Giving a model too many tools creates a similar “paradox of choice,” leading to ambiguity and reduced accuracy. The signal of the correct tool can get lost in the noise of all the possible tools. The best practice is to be judicious. Equip your agent with a focused set of high-quality, distinct tools relevant to its core purpose.
Tools of the Trade
While you can create a tool for almost any API, a few common patterns have emerged, often tailored to the type of work the agent is designed for.
For the Coder
Agents designed to help with software development need tools to interact with their environment just like a human developer would. These include File System Tools (read_file, write_file) to read and modify code, and the powerful Shell Command (execute_shell_command), which allows an agent to run terminal commands to do things like install dependencies or run tests.
For the Knowledge Worker
Agents for productivity and office work focus on automating communication, scheduling, and information retrieval. Common tools include an Email tool to send messages, a Calendar tool to parse fuzzy requests and create events, and a Document Search tool to perform semantic search over a private knowledge base.
Building Trust
As we grant agents more powerful tools—from sending emails to executing code—building in layers of trust and safety becomes paramount. Giving an agent the key to a powerful tool without oversight is like hiring a new kitchen assistant and not checking their work. Three critical patterns for building this trust are:
- Sandboxing: This ensures that powerful tools run in a secure, isolated environment where they can’t affect the broader system.

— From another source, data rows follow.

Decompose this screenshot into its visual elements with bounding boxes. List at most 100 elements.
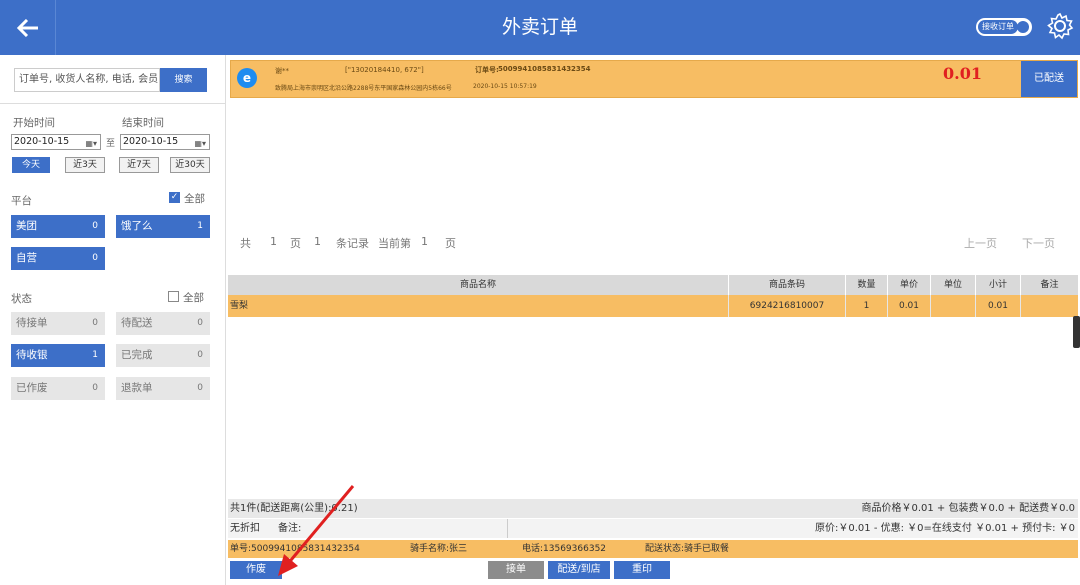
order-number: 5009941085831432354 (498, 65, 591, 73)
page-title: 外卖订单 (501, 16, 578, 38)
toggle-knob (1017, 21, 1029, 33)
tile-label: 美团 (16, 220, 37, 232)
pager-total-prefix: 共 (240, 237, 251, 250)
side-scroll-handle[interactable] (1073, 316, 1080, 348)
calendar-dropdown-icon[interactable]: ▦▾ (194, 137, 206, 151)
accept-order-button[interactable]: 接单 (488, 561, 544, 579)
pager-pages: 1 (270, 235, 277, 248)
col-note: 备注 (1040, 280, 1059, 290)
pager-records: 1 (314, 235, 321, 248)
range-30days-button[interactable]: 近30天 (170, 157, 210, 173)
platform-all-label: 全部 (184, 193, 205, 205)
price-breakdown: 商品价格￥0.01 + 包装费￥0.0 + 配送费￥0.0 (861, 503, 1075, 514)
tile-count: 0 (197, 318, 203, 328)
order-number-label: 订单号: (475, 66, 499, 74)
start-date-value: 2020-10-15 (14, 136, 70, 147)
date-separator: 至 (106, 139, 116, 149)
status-pending-cashier[interactable]: 待收银 1 (11, 344, 105, 367)
reprint-button[interactable]: 重印 (614, 561, 670, 579)
summary-line-1: 共1件(配送距离(公里):0.21) 商品价格￥0.01 + 包装费￥0.0 +… (228, 499, 1078, 518)
status-order-no: 单号:5009941085831432354 (230, 544, 360, 554)
summary-line-2: 无折扣 备注: 原价:￥0.01 - 优惠: ￥0=在线支付 ￥0.01 + 预… (228, 519, 1078, 538)
tile-label: 待配送 (121, 317, 153, 329)
divider (0, 103, 226, 104)
divider (507, 519, 508, 538)
cell-subtotal: 0.01 (976, 295, 1021, 317)
gear-icon[interactable] (1046, 12, 1074, 40)
back-arrow-icon (16, 18, 38, 37)
tile-count: 1 (92, 350, 98, 360)
deliver-button[interactable]: 配送/到店 (548, 561, 610, 579)
col-name: 商品名称 (228, 275, 729, 295)
pager-current-unit: 页 (445, 237, 456, 250)
item-count-distance: 共1件(配送距离(公里):0.21) (230, 503, 358, 514)
next-page-button[interactable]: 下一页 (1022, 235, 1055, 251)
platform-self[interactable]: 自营 0 (11, 247, 105, 270)
delivered-button[interactable]: 已配送 (1021, 61, 1077, 97)
status-all-checkbox[interactable] (168, 291, 179, 302)
pager-page-unit: 页 (290, 237, 301, 250)
accept-order-toggle[interactable]: 接收订单 (976, 18, 1032, 36)
col-unit: 单位 (931, 275, 976, 295)
back-button[interactable] (0, 0, 56, 55)
customer-name: 谢** (275, 67, 289, 75)
table-header: 商品名称 商品条码 数量 单价 单位 小计 备注 (228, 275, 1078, 295)
end-date-input[interactable]: 2020-10-15 ▦▾ (120, 134, 210, 150)
tile-label: 已作废 (16, 382, 48, 394)
pager-current-label: 当前第 (378, 237, 411, 250)
tile-label: 自营 (16, 252, 37, 264)
cell-qty: 1 (846, 295, 888, 317)
tile-label: 饿了么 (121, 220, 153, 232)
order-card[interactable]: e 谢** ["13020184410, 672"] 订单号: 50099410… (230, 60, 1078, 98)
tile-count: 1 (197, 221, 203, 231)
range-3days-button[interactable]: 近3天 (65, 157, 105, 173)
col-subtotal: 小计 (976, 275, 1021, 295)
cell-note (1021, 295, 1078, 317)
tile-count: 0 (197, 350, 203, 360)
prev-page-button[interactable]: 上一页 (964, 235, 997, 251)
status-refund[interactable]: 退款单 0 (116, 377, 210, 400)
platform-eleme[interactable]: 饿了么 1 (116, 215, 210, 238)
delivery-status-bar: 单号:5009941085831432354 骑手名称:张三 电话:135693… (228, 540, 1078, 558)
status-pending-delivery[interactable]: 待配送 0 (116, 312, 210, 335)
accept-order-label: 接收订单 (978, 20, 1018, 34)
platform-all-checkbox[interactable]: ✓ (169, 192, 180, 203)
cell-price: 0.01 (888, 295, 931, 317)
status-all-label: 全部 (183, 292, 204, 304)
pager-record-unit: 条记录 (336, 237, 369, 250)
end-date-value: 2020-10-15 (123, 136, 179, 147)
delivery-status: 配送状态:骑手已取餐 (645, 544, 730, 554)
cell-name: 雪梨 (228, 295, 729, 317)
col-price: 单价 (888, 275, 931, 295)
status-completed[interactable]: 已完成 0 (116, 344, 210, 367)
platform-label: 平台 (11, 195, 32, 207)
tile-label: 已完成 (121, 349, 153, 361)
start-date-input[interactable]: 2020-10-15 ▦▾ (11, 134, 101, 150)
order-time: 2020-10-15 10:57:19 (473, 83, 537, 90)
tile-count: 0 (92, 318, 98, 328)
platform-meituan[interactable]: 美团 0 (11, 215, 105, 238)
search-input[interactable]: 订单号, 收货人名称, 电话, 会员 (14, 68, 160, 92)
note-label: 备注: (278, 523, 302, 534)
top-bar: 外卖订单 接收订单 (0, 0, 1080, 55)
status-pending-accept[interactable]: 待接单 0 (11, 312, 105, 335)
void-button[interactable]: 作废 (230, 561, 282, 579)
calendar-dropdown-icon[interactable]: ▦▾ (85, 137, 97, 151)
eleme-logo-icon: e (237, 68, 257, 88)
status-voided[interactable]: 已作废 0 (11, 377, 105, 400)
search-button[interactable]: 搜索 (160, 68, 207, 92)
range-7days-button[interactable]: 近7天 (119, 157, 159, 173)
end-time-label: 结束时间 (122, 117, 164, 129)
discount-text: 无折扣 (230, 523, 260, 534)
order-amount: 0.01 (943, 64, 982, 83)
cell-unit (931, 295, 976, 317)
pager-current: 1 (421, 235, 428, 248)
rider-name: 骑手名称:张三 (410, 544, 468, 554)
range-today-button[interactable]: 今天 (12, 157, 50, 173)
table-row[interactable]: 雪梨 6924216810007 1 0.01 0.01 (228, 295, 1078, 317)
payment-breakdown: 原价:￥0.01 - 优惠: ￥0=在线支付 ￥0.01 + 预付卡: ￥0 (815, 523, 1075, 534)
customer-phones: ["13020184410, 672"] (345, 66, 424, 74)
status-label: 状态 (11, 293, 32, 305)
tile-count: 0 (197, 383, 203, 393)
cell-barcode: 6924216810007 (729, 295, 846, 317)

- The Human-in-the-Loop: This pattern requires user confirmation for sensitive actions. The agent formulates a plan and waits for a “yes” before executing it.
- Policy Engines: This is a more automated form of oversight—a set of programmable rules the application checks before executing a tool, like a policy that an agent is never allowed to delete more than five files at a time.
These concepts are so foundational to building responsible agents that we’ll be dedicating a future post in this series, Part 6: Putting Up the Guardrails, to a much deeper exploration.
From Queries to Workflows
Taking a step back, it’s worth reflecting on the profound shift that tools represent. For years, our primary interaction with large language models was conversational—we would ask a question, and the model would answer using the vast but static knowledge it was trained on. It was a dialogue.
Tools are the mechanism that transforms this dialogue into a workflow. They are what allow us to move from asking “How do I book a flight from SFO to JFK?” to simply saying, “Book me a flight from SFO to JFK.” The focus shifts from information retrieval to task completion. This is the essence of the agentic shift: moving from a model that knows to an agent that does.
Conclusion
Tools are the bridge between the agent’s mind and the world. They are what allow it to move from reasoning to acting, transforming it from a passive information source into an active partner. The simple, secure loop of “Think-Act-Observe” is the engine that drives this process, and the clarity with which we define an agent’s tools is what determines its reliability.
Now that our agent has a body, a brain, a memory, and hands, the next question is: how do we guide its behavior? How do we write the high-level instructions that shape its personality, its goals, and the constraints under which it operates? That’s the art of the system prompt, and it’s exactly where we’re heading in Part 5: Guiding the Agent’s Behavior. The foundation is laid; now we can start to bring our agent to life.